A NOTER LA PRESENCE D'UNE CRITIQUE POSITIVE EN PAGE 4

ALIEN VERSUS PREDATOR
Un film de Paul Anderson
Avec Lance Henriksen, Sanaa Lathan, Raoul Bova, Ewen Bremner, Colin Salmon, Agathe de La Boulaye
Durée : 1h40
Sortie: 27 Octobre 2004
Une mystérieuse onde de chaleur, émanant du coeur de la banquise, se propage à travers l'Antarctique. Pour étudier ce phénomène, Charles Bishop Weyland (Lance Henriksen) finance une expédition scientifique pilotée par Alexa Woods. L'équipe découvre une pyramide renfermant des vestiges de civilisations aztèque, égyptienne et cambodgienne. Constituées d'un labyrinthe de "chambres", les issues se referment brutalement sur plusieurs membres de l'expédition. Des Predators retiennent captive une reine Alien dont ils livrent les descendants aux jeunes Predators lors de rituels.

Pour briser l'un des rêves des cinéphiles bis que nous sommes tous un peu au fond de nous, la Fox a mis les bouchées doubles. Initié depuis 1991 (date du premier script), le projet AVP a été décliné sous de nombreuses formes avec succès avant d'échouer lamentablement sur un bout de pellicule. Il faut reconnaître que le comic book ainsi que les nombreux portages vidéoludiques (CPS2, Jaguar puis PC) ont tous été à la hauteur de l'événement. C'est sûrement en partant de ce constat que Paul W.S. Anderson a atterri aux commandes du projet avec 65 millions de dollars et un pitch prometteur. L'homme qui avait fait plus qu'illusion avec son Event Horizon avait presque rendu visibles des licences de jeux-vidéo pas forcément adaptables sur grand écran : à savoir le quasi ovni Mortal Kombat et le décent mais quand même décevant Resident Evil. Malheureusement, le doute qui planait sur ses dernières réalisations laisse place ici à la désillusion la plus sauvage. C'est simple, AVP s'avère décevant à tous les niveaux et le film ne possède même pas le charme d'un nanar d'antan.

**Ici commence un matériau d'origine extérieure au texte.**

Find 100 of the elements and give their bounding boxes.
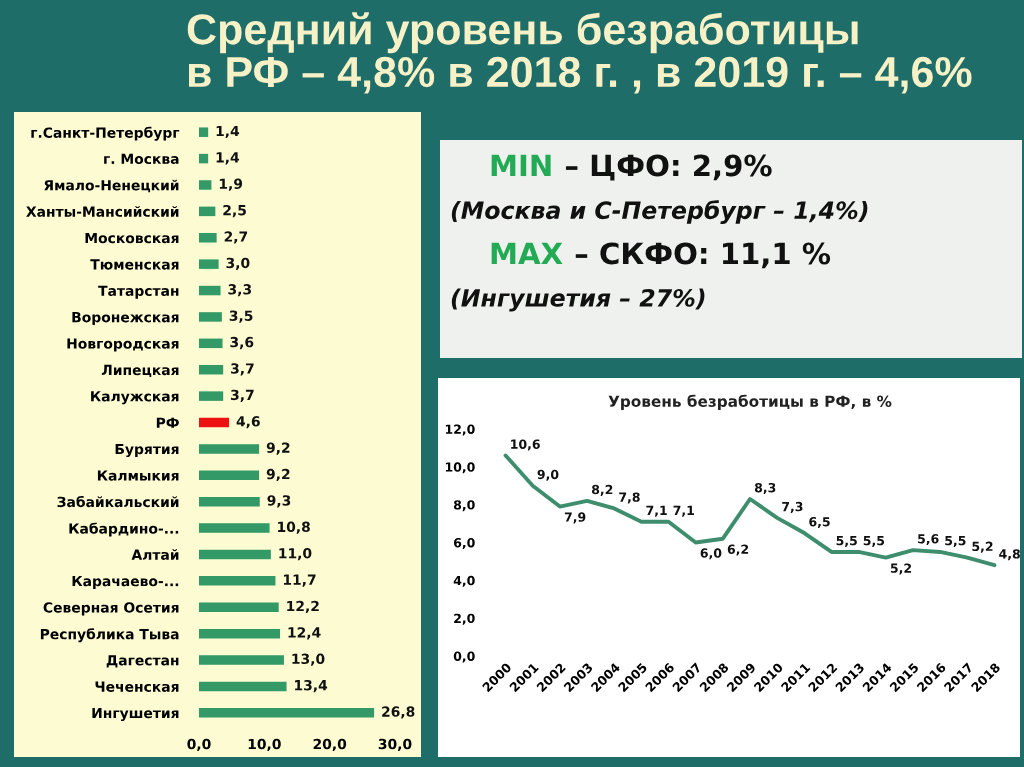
bar: [199, 655, 284, 665]
y-tick-label: Калмыкия: [97, 470, 179, 481]
data-label: 10,8: [278, 521, 310, 534]
y-tick-label: 12,0: [445, 424, 475, 436]
data-label: 6,2: [727, 544, 749, 556]
data-label: 5,6: [918, 534, 939, 546]
data-label: 3,0: [226, 257, 250, 270]
y-tick-label: Чеченская: [95, 681, 179, 692]
bar: [199, 259, 219, 269]
data-label: 8,2: [591, 484, 613, 496]
data-label: 3,3: [228, 284, 251, 297]
text: (Ингушетия – 27%): [451, 288, 705, 312]
data-label: 1,9: [219, 178, 243, 191]
bar: [199, 549, 271, 560]
bar: [199, 496, 260, 507]
bar: [199, 708, 375, 718]
data-label: 9,0: [537, 469, 559, 481]
y-tick-label: 2,0: [454, 613, 475, 625]
data-label: 6,5: [809, 517, 830, 529]
y-tick-label: Ингушетия: [92, 707, 179, 722]
y-tick-label: 6,0: [453, 537, 475, 550]
data-label: 8,3: [754, 482, 776, 494]
y-tick-label: 10,0: [445, 462, 475, 474]
data-label: 1,4: [216, 152, 240, 165]
x-tick-label: 0,0: [187, 738, 211, 752]
data-label: 2,7: [224, 231, 248, 244]
y-tick-label: Ямало-Ненецкий: [44, 179, 179, 193]
data-label: 13,0: [292, 653, 325, 666]
data-label: 4,6: [236, 416, 260, 429]
data-label: 5,2: [890, 563, 912, 575]
data-label: 2,5: [223, 204, 246, 218]
data-label: 9,2: [266, 468, 290, 482]
data-label: 3,6: [230, 336, 254, 350]
bar: [199, 391, 224, 401]
data-label: 4,8: [999, 549, 1020, 561]
y-tick-label: Ханты-Мансийский: [26, 206, 179, 217]
x-tick-label: 20,0: [313, 738, 347, 752]
y-tick-label: Республика Тыва: [40, 628, 179, 643]
y-tick-label: Воронежская: [72, 312, 179, 326]
y-tick-label: Северная Осетия: [43, 602, 179, 616]
bar: [199, 364, 224, 375]
x-tick-label: 10,0: [248, 738, 281, 752]
y-tick-label: 0,0: [453, 651, 475, 663]
bar: [199, 523, 270, 533]
data-label: 5,5: [836, 536, 857, 547]
data-label: 7,3: [782, 501, 803, 513]
bar: [199, 233, 217, 243]
bar: [199, 312, 222, 322]
data-label: 7,8: [619, 492, 640, 504]
y-tick-label: Тюменская: [90, 259, 179, 270]
y-tick-label: Карачаево-...: [72, 576, 179, 590]
data-label: 3,7: [231, 389, 254, 402]
text: (Москва и С-Петербург – 1,4%): [451, 200, 868, 224]
y-tick-label: Новгородская: [67, 338, 179, 352]
data-label: 7,9: [564, 512, 586, 524]
data-label: 9,2: [266, 442, 290, 455]
bar: [199, 444, 260, 454]
y-tick-label: Кабардино-...: [69, 522, 179, 537]
y-tick-label: Забайкальский: [57, 495, 179, 508]
y-tick-label: Алтай: [131, 549, 179, 560]
y-tick-label: 4,0: [453, 575, 475, 587]
y-tick-label: РФ: [156, 417, 179, 428]
bar: [199, 470, 260, 481]
x-tick-label: 30,0: [378, 738, 412, 752]
bar: [199, 180, 212, 190]
y-tick-label: Калужская: [91, 391, 179, 405]
y-tick-label: г.Санкт-Петербург: [31, 126, 180, 141]
y-tick-label: Дагестан: [106, 655, 179, 668]
y-tick-label: Бурятия: [115, 443, 179, 458]
data-label: 6,0: [700, 548, 722, 560]
data-label: 7,1: [673, 505, 694, 517]
bar: [199, 628, 281, 639]
y-tick-label: Московская: [85, 232, 179, 244]
text: Средний уровень безработицы в РФ – 4,8% в 2018 г. , в 2019 г. – 4,6%: [187, 12, 972, 94]
data-label: 3,5: [229, 310, 253, 323]
data-label: 11,0: [279, 547, 312, 561]
bar: [199, 681, 287, 692]
y-tick-label: Липецкая: [101, 364, 179, 377]
text: MAX – СКФО: 11,1 %: [491, 242, 831, 269]
data-label: 3,7: [231, 363, 254, 376]
data-label: 13,4: [295, 679, 328, 693]
data-label: 11,7: [283, 574, 316, 587]
bar: [199, 338, 223, 349]
data-label: 5,5: [945, 536, 966, 547]
bar: [199, 417, 230, 428]
data-label: 7,1: [646, 505, 667, 517]
chart-title: Уровень безработицы в РФ, в %: [608, 394, 892, 410]
data-label: 10,6: [511, 439, 540, 451]
bar: [199, 206, 216, 217]
data-label: 1,4: [216, 125, 240, 138]
text: MIN – ЦФО: 2,9%: [491, 154, 772, 181]
bar: [199, 602, 279, 612]
bar: [199, 153, 209, 164]
data-label: 5,2: [972, 541, 993, 553]
y-tick-label: Татарстан: [98, 285, 179, 299]
data-label: 26,8: [382, 706, 415, 719]
bar: [199, 127, 209, 137]
bar: [199, 285, 221, 296]
y-tick-label: 8,0: [453, 500, 475, 512]
data-label: 5,5: [863, 536, 885, 547]
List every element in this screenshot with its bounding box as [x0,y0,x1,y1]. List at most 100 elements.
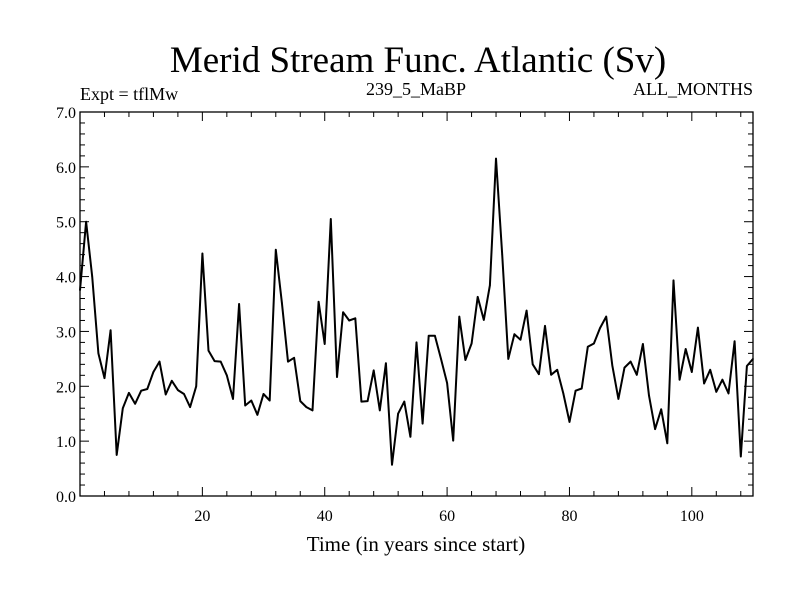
data-point [85,220,87,223]
data-point [293,357,295,359]
data-point [403,400,406,403]
data-point [513,333,516,336]
data-point [587,346,589,348]
plot-frame [79,111,754,497]
data-point [672,279,675,282]
subtitle-experiment: Expt = tflMw [80,84,178,104]
data-point [483,319,485,321]
data-point [446,382,448,384]
data-point [164,393,167,396]
data-point [189,406,191,408]
data-point [207,349,210,352]
data-point [733,340,736,343]
data-point [385,362,387,365]
y-tick-label: 7.0 [56,105,76,122]
data-point [201,252,204,255]
data-point [427,335,430,337]
data-point [183,393,185,395]
data-point [648,394,650,397]
data-point [556,369,558,371]
data-point [171,380,173,382]
data-point [525,309,528,312]
data-point [213,360,216,362]
y-tick-label: 3.0 [56,324,76,341]
data-point [152,371,155,373]
data-point [336,376,338,378]
y-tick-label: 2.0 [56,379,76,396]
data-point [507,358,510,360]
data-point [244,404,246,407]
data-point [501,253,504,256]
data-point [103,377,106,379]
data-point [311,409,314,412]
data-point [134,403,136,405]
data-point [97,352,100,355]
data-point [146,388,149,390]
y-tick-label: 6.0 [56,160,76,177]
data-point [623,366,626,369]
chart-title: Merid Stream Func. Atlantic (Sv) [170,40,666,81]
data-point [391,463,393,466]
data-point [360,400,363,403]
x-axis-label: Time (in years since start) [307,532,526,556]
data-point [140,389,142,392]
data-point [721,378,724,381]
data-point [709,369,711,371]
data-point [574,389,577,392]
x-tick-label: 80 [561,508,577,525]
data-point [268,399,271,402]
data-point [195,385,197,388]
data-point [611,364,614,367]
data-point [495,157,497,160]
x-tick-label: 100 [680,508,704,525]
data-point [275,248,277,251]
data-point [262,393,265,395]
data-point [568,421,571,423]
subtitle-months: ALL_MONTHS [633,79,753,99]
data-point [544,325,546,327]
data-point [232,398,234,400]
data-point [464,359,467,361]
data-point [122,407,124,410]
data-point [305,406,308,408]
data-point [281,302,283,304]
data-point [684,348,687,350]
data-point [703,382,705,385]
data-point [115,454,118,456]
x-axis: 20 40 60 80 100 [103,112,742,525]
data-point [715,391,718,393]
data-point [348,319,351,322]
data-point [299,400,302,402]
data-point [531,363,534,366]
data-point [109,329,112,332]
data-point [366,400,369,402]
data-point [489,284,491,287]
data-point [580,387,583,390]
data-point [593,342,595,345]
data-point [250,399,253,402]
data-point [317,301,320,303]
y-tick-label: 5.0 [56,215,76,232]
y-axis: 0.0 1.0 2.0 3.0 4.0 5.0 6.0 7.0 [56,105,753,506]
data-point [238,303,240,305]
data-point [256,414,259,416]
series-points [79,157,754,466]
data-point [91,275,93,278]
data-point [599,327,601,329]
series-line [79,157,754,466]
x-tick-label: 40 [317,508,333,525]
data-point [409,436,412,438]
data-point [342,311,344,314]
data-point [697,326,699,329]
data-point [219,360,222,363]
data-point [617,398,620,400]
data-point [660,408,662,411]
data-point [421,422,424,425]
data-point [330,218,332,220]
data-point [642,343,644,345]
subtitle-run-id: 239_5_MaBP [366,79,466,99]
data-point [636,374,638,376]
data-point [177,389,179,391]
data-point [440,358,442,360]
data-point [519,338,522,341]
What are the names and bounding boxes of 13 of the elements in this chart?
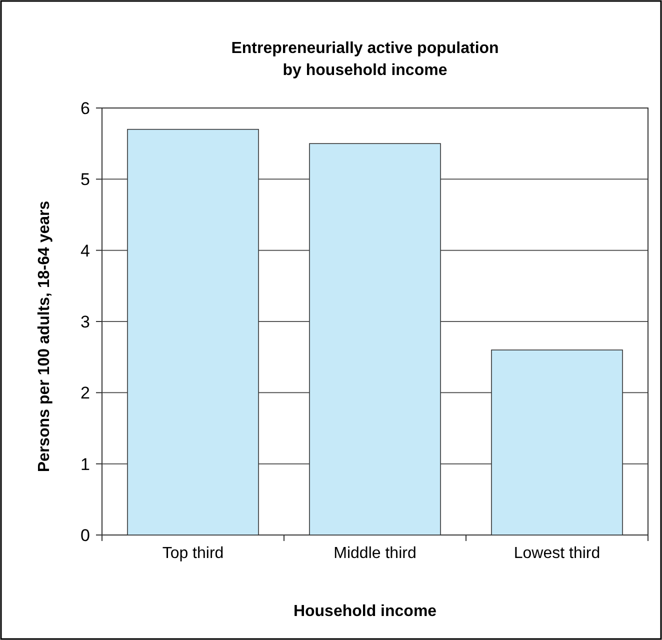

Pur produit de marketing, son scénario a été scientifiquement élaboré pour synthétiser 25 ans de cinéma de SF et d'horreur avec également quelques petites touches venant du cinéma d'action. Il faut croire que le métissage de deux licences aussi fortes que Alien et Predator n'a pas semblé suffisante aux pontes de la Fox.